BERMAN: He's a George W. Bush appointee.

TOOBIN: --Bush appointee and he was really exercised and - but if you compare the report to how Barr launched it back in March, a lot of people have that complaint.

BERMAN: And ultimately, the impact might be perhaps someday we'll see the whole Mueller report, the unredacted version?

TOOBIN: I think we'll see more of it. Some of it, I suspect the national security stuff will not be released, but a lot of it related to the Roger Stone investigation which was then pending. I assume that will now be released because the Stone trial is now over.

BERMAN: Jeffrey Toobin thanks so much for being with us.

TOOBIN: It's always good to be with you.

BERMAN: Thank you to our international viewers for watching. For you "CNN Newsroom" is next. For our U.S. viewers, we do have breaking news on the Coronavirus crisis. "New Day" continues right now.


CAMEROTA: The air national guard air lifting Coronavirus test kits to a cruise ship off the coast of California.

MIKE PENCE, U.S. VICE PRESIDENT: We don't have enough tests today.

UNIDENTIFIED MALE: We're going to need millions and millions of tests.

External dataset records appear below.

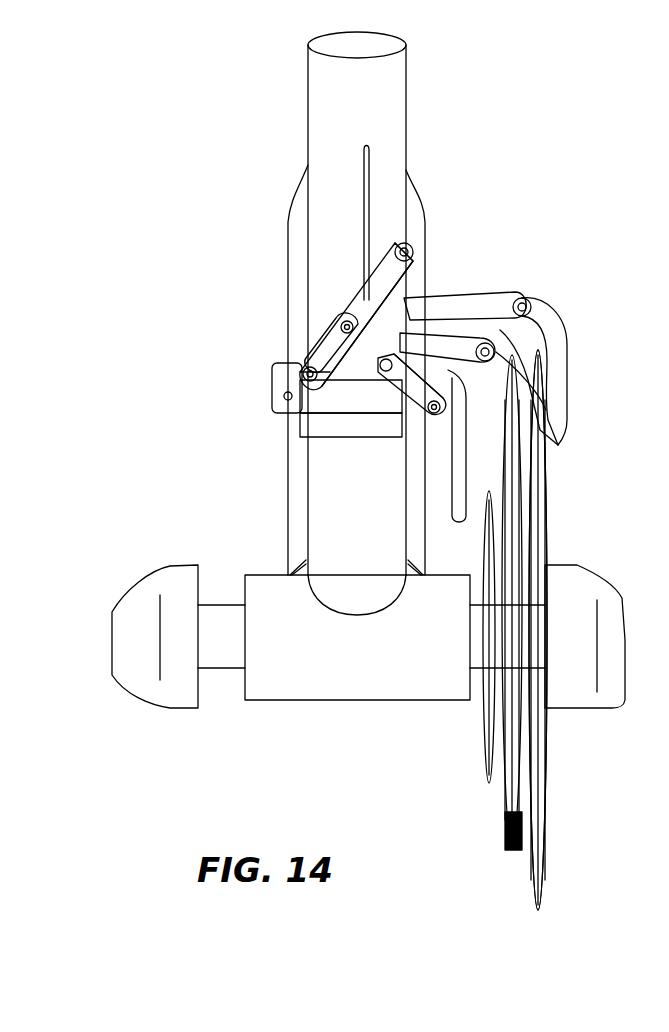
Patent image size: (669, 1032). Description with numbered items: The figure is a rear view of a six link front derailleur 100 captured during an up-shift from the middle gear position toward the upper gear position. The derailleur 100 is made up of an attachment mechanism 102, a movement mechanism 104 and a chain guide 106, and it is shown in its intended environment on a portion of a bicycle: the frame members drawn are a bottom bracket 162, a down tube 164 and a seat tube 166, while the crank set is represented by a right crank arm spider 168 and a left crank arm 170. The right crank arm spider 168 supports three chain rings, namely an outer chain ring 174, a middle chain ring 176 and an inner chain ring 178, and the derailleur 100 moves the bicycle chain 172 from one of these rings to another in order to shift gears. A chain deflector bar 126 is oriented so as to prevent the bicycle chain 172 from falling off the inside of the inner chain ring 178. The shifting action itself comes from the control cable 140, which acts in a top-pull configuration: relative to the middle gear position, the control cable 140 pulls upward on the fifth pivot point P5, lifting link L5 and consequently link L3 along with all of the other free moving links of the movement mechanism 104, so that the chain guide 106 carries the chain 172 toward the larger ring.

The six link front derailleur 100 is at (546, 193).
The attachment mechanism 102 is at (272, 394).
The movement mechanism 104 is at (440, 312).
The chain guide 106 is at (567, 358).
The chain deflector bar 126 is at (463, 524).
The control cable 140 is at (365, 175).
The bottom bracket 162 is at (372, 659).
The down tube 164 is at (288, 290).
The seat tube 166 is at (372, 516).
The right crank arm spider 168 is at (590, 642).
The left crank arm 170 is at (157, 641).
The bicycle chain 172 is at (535, 403).
The outer chain ring 174 is at (538, 888).
The middle chain ring 176 is at (506, 828).
The inner chain ring 178 is at (483, 745).
The link L3 is at (362, 367).
The link L5 is at (413, 395).
The fifth pivot point P5 is at (386, 372).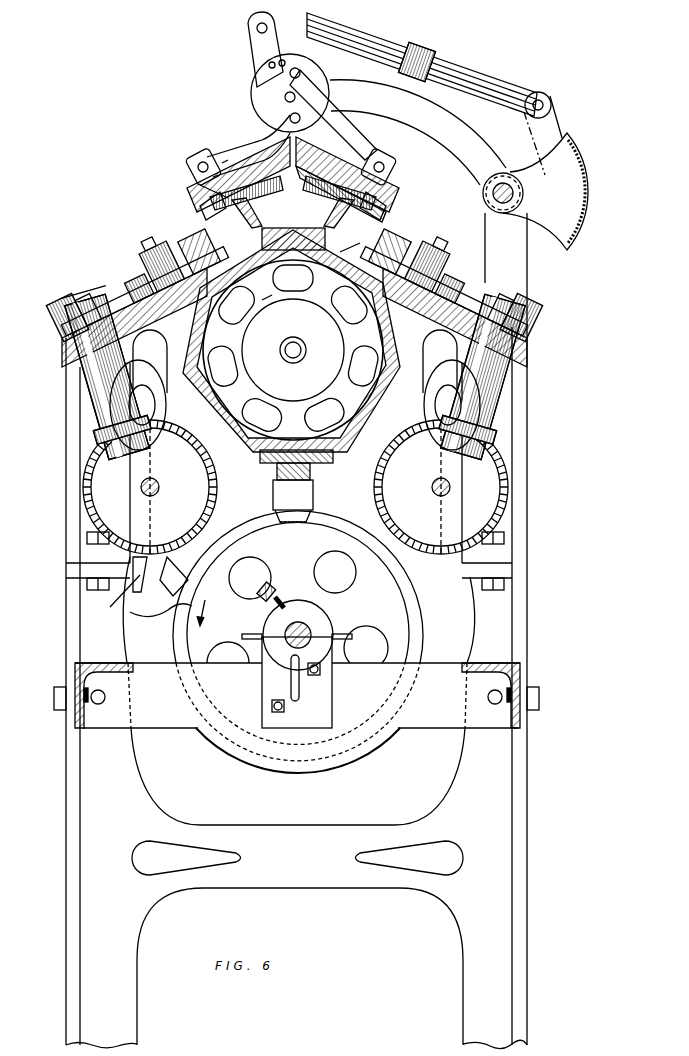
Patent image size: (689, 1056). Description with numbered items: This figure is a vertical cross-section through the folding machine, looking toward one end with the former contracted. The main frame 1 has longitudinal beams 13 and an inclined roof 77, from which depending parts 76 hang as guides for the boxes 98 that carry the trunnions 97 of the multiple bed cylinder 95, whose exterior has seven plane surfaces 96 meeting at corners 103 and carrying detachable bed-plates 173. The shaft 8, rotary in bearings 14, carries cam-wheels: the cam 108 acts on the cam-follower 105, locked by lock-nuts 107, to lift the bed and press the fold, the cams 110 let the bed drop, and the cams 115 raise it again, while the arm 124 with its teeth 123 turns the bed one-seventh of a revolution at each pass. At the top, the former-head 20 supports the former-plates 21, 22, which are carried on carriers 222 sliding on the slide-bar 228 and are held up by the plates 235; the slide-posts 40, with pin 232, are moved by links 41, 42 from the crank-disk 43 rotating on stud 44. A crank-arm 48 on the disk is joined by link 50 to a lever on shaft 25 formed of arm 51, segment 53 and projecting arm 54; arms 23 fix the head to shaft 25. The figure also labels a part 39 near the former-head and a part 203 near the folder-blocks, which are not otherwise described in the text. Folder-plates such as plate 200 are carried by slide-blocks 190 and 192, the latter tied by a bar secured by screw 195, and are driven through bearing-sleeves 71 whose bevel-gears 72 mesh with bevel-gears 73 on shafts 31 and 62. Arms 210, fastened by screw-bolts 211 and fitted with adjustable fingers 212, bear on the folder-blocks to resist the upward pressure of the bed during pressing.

The main frame 1 is at (72, 778).
The shaft 8 is at (306, 628).
The longitudinal beams 13 is at (76, 668).
The bearings 14 is at (292, 652).
The former-head 20 is at (192, 193).
The former-plate 21 is at (350, 239).
The former-plate 22 is at (208, 251).
The arms 23 is at (418, 132).
The shaft 25 is at (516, 193).
The shaft 31 is at (439, 497).
The jaw block 39 is at (392, 186).
The slide-posts 40 is at (193, 160).
The link 41 is at (360, 137).
The link 42 is at (240, 140).
The crank-disk 43 is at (258, 80).
The stud 44 is at (285, 97).
The crank-arm 48 is at (248, 27).
The link 50 is at (455, 70).
The arm 51 is at (518, 176).
The segment 53 is at (585, 186).
The arm 54 is at (552, 118).
The shaft 62 is at (160, 484).
The bearing-sleeves 71 is at (98, 372).
The bevel-gear 72 is at (110, 437).
The bevel-gears 73 is at (152, 548).
The depending parts 76 is at (295, 390).
The inclined roof 77 is at (62, 348).
The multiple bed cylinder 95 is at (304, 347).
The plane surfaces 96 is at (193, 385).
The trunnions 97 is at (293, 350).
The boxes 98 is at (294, 450).
The corners 103 is at (293, 228).
The cam-follower 105 is at (313, 492).
The lock-nuts 107 is at (274, 512).
The cam 108 is at (420, 597).
The cams 110 is at (165, 628).
The cams 115 is at (188, 560).
The teeth 123 is at (115, 600).
The arm 124 is at (172, 600).
The bed-plates 173 is at (222, 450).
The block 190 is at (460, 258).
The slide-block 192 is at (150, 262).
The screw 195 is at (172, 245).
The plate 200 is at (269, 294).
The block 203 is at (366, 262).
The arms 210 is at (100, 268).
The screw-bolts 211 is at (76, 276).
The adjustable finger 212 is at (440, 228).
The carriers 222 is at (222, 200).
The slide-bar 228 is at (222, 163).
The pin 232 is at (228, 198).
The plates 235 is at (293, 193).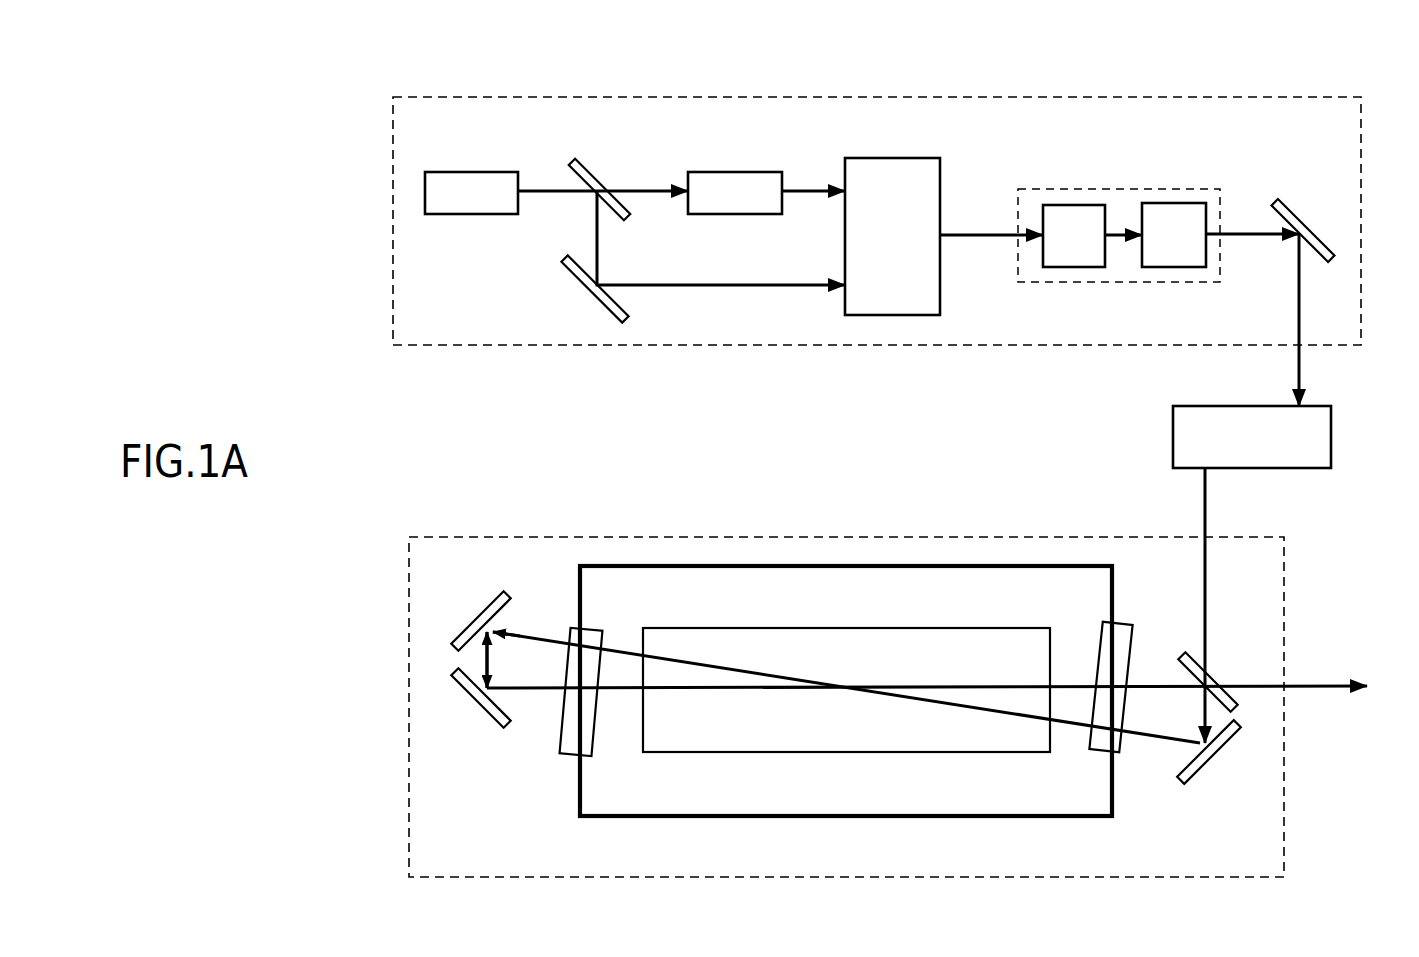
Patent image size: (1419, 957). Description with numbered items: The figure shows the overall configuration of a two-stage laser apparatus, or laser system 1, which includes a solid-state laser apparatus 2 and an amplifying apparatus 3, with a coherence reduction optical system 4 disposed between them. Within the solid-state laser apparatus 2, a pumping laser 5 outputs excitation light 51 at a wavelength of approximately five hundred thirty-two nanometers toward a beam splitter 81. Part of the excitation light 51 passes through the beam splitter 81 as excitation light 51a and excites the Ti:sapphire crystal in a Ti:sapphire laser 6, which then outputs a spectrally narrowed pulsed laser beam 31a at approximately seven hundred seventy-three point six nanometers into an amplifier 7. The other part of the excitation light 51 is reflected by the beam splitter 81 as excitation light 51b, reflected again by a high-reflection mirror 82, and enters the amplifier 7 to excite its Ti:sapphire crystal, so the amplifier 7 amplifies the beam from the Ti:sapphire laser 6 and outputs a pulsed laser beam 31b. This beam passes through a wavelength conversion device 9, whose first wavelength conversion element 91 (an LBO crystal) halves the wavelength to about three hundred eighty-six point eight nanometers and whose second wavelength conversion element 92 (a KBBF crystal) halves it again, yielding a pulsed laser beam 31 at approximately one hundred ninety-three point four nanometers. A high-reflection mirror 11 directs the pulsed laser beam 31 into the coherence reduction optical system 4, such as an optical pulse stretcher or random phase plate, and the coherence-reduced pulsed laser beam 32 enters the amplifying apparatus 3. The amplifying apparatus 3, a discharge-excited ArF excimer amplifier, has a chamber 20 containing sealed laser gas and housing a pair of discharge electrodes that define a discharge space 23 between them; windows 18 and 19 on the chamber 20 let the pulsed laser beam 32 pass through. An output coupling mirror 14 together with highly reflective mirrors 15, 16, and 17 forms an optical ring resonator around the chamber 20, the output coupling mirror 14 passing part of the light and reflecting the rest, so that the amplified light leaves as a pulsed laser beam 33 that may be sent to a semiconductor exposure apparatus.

The two-stage laser apparatus 1 is at (579, 60).
The solid-state laser apparatus 2 is at (1272, 95).
The amplifying apparatus 3 is at (522, 537).
The coherence reduction optical system 4 is at (1331, 437).
The pumping laser 5 is at (470, 172).
The Ti:sapphire laser 6 is at (727, 172).
The amplifier 7 is at (893, 158).
The wavelength conversion device 9 is at (1127, 189).
The high-reflection mirror 11 is at (1304, 210).
The output coupling mirror 14 is at (1221, 671).
The highly reflective mirror 15 is at (1210, 774).
The highly reflective mirror 16 is at (486, 608).
The highly reflective mirror 17 is at (483, 717).
The window 18 is at (1135, 630).
The window 19 is at (564, 760).
The chamber 20 is at (843, 817).
The discharge space 23 is at (925, 719).
The pulsed laser beam 31 is at (1253, 234).
The pulsed laser beam 31a is at (813, 191).
The pulsed laser beam 31b is at (982, 234).
The pulsed laser beam 32 is at (1205, 501).
The pulsed laser beam 33 is at (1315, 684).
The excitation light 51 is at (542, 191).
The excitation light 51a is at (647, 191).
The excitation light 51b is at (597, 246).
The beam splitter 81 is at (589, 168).
The high-reflection mirror 82 is at (583, 290).
The first wavelength conversion element 91 is at (1068, 205).
The second wavelength conversion element 92 is at (1181, 203).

WARREN: I will not be running for President in 2020.

SEN. BERNIE SANDERS (D-VT) PRESIDENTIAL CANDIDATE: What she fought for in the campaign was far closer to what I am fighting for than what Joe Biden.

UNIDENTIFIED FEMALE: Will you be making an endorsement?

WARREN: Well, it will take a little time to think a little more.

UNIDENTIFIED MALE: She has got a choice in alliance with her values or her alliance with the party.

UNIDENTIFIED MALE: This is "New Day" with Alisyn Camerota and John Berman.


CAMEROTA: Good morning everyone. Welcome to your "New Da y" it is Friday, March 6th, 8:00 now in the east. We begin with the anxiety for thousands of passengers who are in limbo on that cruise ship off the Coast of California.

45 people on board have been tested for Coronavirus. They will learn their results today when they come in when the results come in. Until then, that ship will not be allowed to dock. And if they are positive.